ASA 127th Meeting M.I.T. 1994 June 6-10

3aPP18. Sudden changes in simulated room acoustics influence echo suppression.

Richard L. Freyman

Dept. of Commun. Disord., Univ. of Massachusetts, Amherst, MA 01003

Rachel K. Clifton

Daniel D. McCall

Univ. of Massachusetts, Amherst, MA 01003

Listeners seated in an anechoic chamber discriminated the direction of the lag noise burst within a lead-lag pair. The lead loudspeakers were 42(degrees) or 48(degrees) left of midline, and the lag loudspeakers were 35(degrees) or 55(degrees) right. A train of noise bursts, during which the lag was always 45(degrees) right, preceded the test noise in some conditions. In the first experiment the lead was broadband (``B'') and lag was either high-(``H'') or low-pass (``L'') filtered.
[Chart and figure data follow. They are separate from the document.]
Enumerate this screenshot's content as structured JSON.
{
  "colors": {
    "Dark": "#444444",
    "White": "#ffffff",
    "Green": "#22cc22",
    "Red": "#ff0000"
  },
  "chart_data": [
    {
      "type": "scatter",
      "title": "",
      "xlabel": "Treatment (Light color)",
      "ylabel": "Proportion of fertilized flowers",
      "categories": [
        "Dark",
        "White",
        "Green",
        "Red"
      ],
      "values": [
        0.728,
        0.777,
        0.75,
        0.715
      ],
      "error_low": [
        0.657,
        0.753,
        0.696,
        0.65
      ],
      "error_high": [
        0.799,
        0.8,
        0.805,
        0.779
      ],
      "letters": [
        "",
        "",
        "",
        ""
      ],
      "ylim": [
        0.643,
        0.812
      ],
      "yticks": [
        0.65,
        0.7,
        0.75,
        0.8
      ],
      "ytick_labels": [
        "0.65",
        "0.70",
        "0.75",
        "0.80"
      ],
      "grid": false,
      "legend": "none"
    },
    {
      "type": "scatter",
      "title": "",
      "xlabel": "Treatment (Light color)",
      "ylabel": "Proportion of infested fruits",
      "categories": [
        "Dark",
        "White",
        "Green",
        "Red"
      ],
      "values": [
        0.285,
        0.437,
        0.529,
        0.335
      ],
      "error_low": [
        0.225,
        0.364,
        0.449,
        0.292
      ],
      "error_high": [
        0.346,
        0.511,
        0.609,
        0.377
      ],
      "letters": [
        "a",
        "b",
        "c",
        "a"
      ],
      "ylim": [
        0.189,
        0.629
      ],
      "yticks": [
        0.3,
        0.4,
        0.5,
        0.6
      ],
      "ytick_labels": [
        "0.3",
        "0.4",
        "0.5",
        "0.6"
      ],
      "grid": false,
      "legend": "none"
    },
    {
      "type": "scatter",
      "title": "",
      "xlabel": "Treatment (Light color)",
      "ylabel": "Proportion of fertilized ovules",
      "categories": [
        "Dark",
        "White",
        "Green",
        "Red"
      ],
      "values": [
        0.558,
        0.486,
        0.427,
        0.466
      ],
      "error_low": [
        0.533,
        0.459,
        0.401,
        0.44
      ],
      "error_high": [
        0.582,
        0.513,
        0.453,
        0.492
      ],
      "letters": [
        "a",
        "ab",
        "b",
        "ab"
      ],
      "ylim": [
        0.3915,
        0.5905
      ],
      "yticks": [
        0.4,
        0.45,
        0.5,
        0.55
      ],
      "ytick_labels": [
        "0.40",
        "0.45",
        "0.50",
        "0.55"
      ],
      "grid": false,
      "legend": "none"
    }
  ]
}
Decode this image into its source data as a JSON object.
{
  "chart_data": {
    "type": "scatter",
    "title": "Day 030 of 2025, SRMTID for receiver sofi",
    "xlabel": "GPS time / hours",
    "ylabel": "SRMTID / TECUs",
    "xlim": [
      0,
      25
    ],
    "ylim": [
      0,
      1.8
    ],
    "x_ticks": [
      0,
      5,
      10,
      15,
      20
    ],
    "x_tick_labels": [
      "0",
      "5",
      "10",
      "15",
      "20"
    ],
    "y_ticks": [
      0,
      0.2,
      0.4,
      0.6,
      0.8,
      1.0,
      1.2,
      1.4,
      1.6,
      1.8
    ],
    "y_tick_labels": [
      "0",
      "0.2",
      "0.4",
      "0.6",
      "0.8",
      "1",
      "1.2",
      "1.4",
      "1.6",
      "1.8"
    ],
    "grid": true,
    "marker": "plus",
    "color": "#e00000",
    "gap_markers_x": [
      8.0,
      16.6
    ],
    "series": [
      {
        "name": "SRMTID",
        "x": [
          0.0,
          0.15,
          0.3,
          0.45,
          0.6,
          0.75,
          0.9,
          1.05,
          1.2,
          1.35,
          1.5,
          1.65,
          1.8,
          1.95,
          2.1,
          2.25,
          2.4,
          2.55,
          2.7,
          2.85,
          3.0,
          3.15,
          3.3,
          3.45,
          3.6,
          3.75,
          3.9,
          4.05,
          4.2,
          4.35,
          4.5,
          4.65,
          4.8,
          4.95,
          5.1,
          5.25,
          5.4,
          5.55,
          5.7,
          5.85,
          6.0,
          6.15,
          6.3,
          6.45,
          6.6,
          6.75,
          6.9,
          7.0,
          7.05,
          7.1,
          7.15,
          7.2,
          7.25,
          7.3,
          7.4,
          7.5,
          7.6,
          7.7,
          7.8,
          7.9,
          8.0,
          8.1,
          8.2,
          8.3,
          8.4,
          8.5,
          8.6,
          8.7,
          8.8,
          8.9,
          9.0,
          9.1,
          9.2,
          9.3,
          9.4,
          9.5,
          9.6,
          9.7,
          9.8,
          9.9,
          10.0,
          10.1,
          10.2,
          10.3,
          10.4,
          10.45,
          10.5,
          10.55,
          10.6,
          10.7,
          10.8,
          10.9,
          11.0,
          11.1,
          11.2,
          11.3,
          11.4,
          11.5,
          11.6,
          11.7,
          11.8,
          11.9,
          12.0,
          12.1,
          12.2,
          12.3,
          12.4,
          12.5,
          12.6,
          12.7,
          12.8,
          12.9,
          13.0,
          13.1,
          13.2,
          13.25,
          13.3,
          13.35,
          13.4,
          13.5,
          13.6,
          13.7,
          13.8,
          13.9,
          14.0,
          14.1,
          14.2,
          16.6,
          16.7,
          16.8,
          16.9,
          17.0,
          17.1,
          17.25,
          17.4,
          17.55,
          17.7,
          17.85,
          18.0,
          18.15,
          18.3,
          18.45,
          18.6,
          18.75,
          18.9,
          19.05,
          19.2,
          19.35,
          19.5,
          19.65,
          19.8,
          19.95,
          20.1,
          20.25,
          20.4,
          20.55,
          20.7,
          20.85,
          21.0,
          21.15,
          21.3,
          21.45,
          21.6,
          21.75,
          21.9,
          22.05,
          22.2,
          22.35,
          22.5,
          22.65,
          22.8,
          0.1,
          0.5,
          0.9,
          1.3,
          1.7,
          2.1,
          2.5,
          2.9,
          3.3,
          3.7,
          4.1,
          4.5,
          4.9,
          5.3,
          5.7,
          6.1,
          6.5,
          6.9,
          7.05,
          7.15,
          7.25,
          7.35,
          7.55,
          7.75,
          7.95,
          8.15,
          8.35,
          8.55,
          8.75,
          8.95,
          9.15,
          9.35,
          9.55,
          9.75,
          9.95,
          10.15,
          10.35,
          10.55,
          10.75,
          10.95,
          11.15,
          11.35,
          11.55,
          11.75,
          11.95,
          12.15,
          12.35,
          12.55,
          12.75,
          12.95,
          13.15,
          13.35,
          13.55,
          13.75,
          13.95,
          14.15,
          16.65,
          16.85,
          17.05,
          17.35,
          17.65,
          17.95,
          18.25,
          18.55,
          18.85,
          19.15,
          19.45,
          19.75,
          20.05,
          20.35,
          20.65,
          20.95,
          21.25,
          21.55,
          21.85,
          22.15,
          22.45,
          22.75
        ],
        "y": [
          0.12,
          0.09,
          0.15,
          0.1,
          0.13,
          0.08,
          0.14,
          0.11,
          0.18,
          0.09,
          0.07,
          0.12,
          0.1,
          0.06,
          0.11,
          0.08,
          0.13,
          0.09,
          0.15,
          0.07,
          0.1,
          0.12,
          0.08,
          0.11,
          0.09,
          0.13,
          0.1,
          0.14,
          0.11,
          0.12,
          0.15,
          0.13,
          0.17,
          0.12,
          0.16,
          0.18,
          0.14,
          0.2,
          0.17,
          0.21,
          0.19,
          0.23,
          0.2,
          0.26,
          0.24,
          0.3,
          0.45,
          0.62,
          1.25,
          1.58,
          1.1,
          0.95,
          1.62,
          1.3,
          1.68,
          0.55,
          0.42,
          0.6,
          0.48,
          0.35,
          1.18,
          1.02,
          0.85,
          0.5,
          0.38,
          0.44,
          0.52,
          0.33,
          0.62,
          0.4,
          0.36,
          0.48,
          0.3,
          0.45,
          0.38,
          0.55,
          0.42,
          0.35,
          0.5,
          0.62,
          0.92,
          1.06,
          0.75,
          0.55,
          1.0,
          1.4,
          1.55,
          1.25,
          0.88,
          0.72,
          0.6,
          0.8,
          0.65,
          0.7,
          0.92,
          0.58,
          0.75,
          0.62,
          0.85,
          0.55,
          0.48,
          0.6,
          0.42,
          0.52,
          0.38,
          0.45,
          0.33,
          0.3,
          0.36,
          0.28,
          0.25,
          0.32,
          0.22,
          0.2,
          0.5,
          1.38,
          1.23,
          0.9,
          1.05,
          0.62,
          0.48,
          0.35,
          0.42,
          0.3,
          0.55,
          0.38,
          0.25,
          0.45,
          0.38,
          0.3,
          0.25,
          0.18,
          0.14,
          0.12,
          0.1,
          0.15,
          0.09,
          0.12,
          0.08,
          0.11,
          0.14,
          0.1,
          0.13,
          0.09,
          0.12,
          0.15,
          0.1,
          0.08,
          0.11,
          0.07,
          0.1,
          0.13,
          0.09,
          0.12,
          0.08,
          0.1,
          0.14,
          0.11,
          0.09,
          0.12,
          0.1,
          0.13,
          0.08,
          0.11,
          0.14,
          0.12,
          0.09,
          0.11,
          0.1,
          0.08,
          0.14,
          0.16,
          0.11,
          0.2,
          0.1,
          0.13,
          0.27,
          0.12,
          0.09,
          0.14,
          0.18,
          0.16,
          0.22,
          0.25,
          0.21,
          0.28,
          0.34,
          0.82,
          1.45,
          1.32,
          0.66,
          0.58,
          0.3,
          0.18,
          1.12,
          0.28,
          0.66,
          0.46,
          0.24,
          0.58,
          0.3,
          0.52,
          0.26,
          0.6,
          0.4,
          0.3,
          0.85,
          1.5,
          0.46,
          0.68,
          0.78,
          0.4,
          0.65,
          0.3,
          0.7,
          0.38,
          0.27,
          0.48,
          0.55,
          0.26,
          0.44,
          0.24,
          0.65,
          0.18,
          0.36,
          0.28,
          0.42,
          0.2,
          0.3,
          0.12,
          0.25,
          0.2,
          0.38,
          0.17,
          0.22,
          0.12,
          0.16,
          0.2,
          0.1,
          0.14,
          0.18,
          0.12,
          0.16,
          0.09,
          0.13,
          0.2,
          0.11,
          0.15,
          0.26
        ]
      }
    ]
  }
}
Discrimination of the test noise location was poorer when the B-L (lead-lag) test was preceded by a B-L train than when the test noise was presented in isolation, suggesting that echo suppression built up during the repetitious train. By comparison, discrimination of the B-L test was unaffected by a B-H train, indicating that any buildup of suppression during the train was broken when the lag's frequency shifted from H to L, which simulated a change in absorption of echoes by room surfaces. A second experiment in which the intensity of the lag varied between train and test produced similar results. The data are consistent with an interpretation in which echo suppression is temporarily broken when listeners' built-up expectations about room acoustics are violated. [Work supported by NIH DC01625.]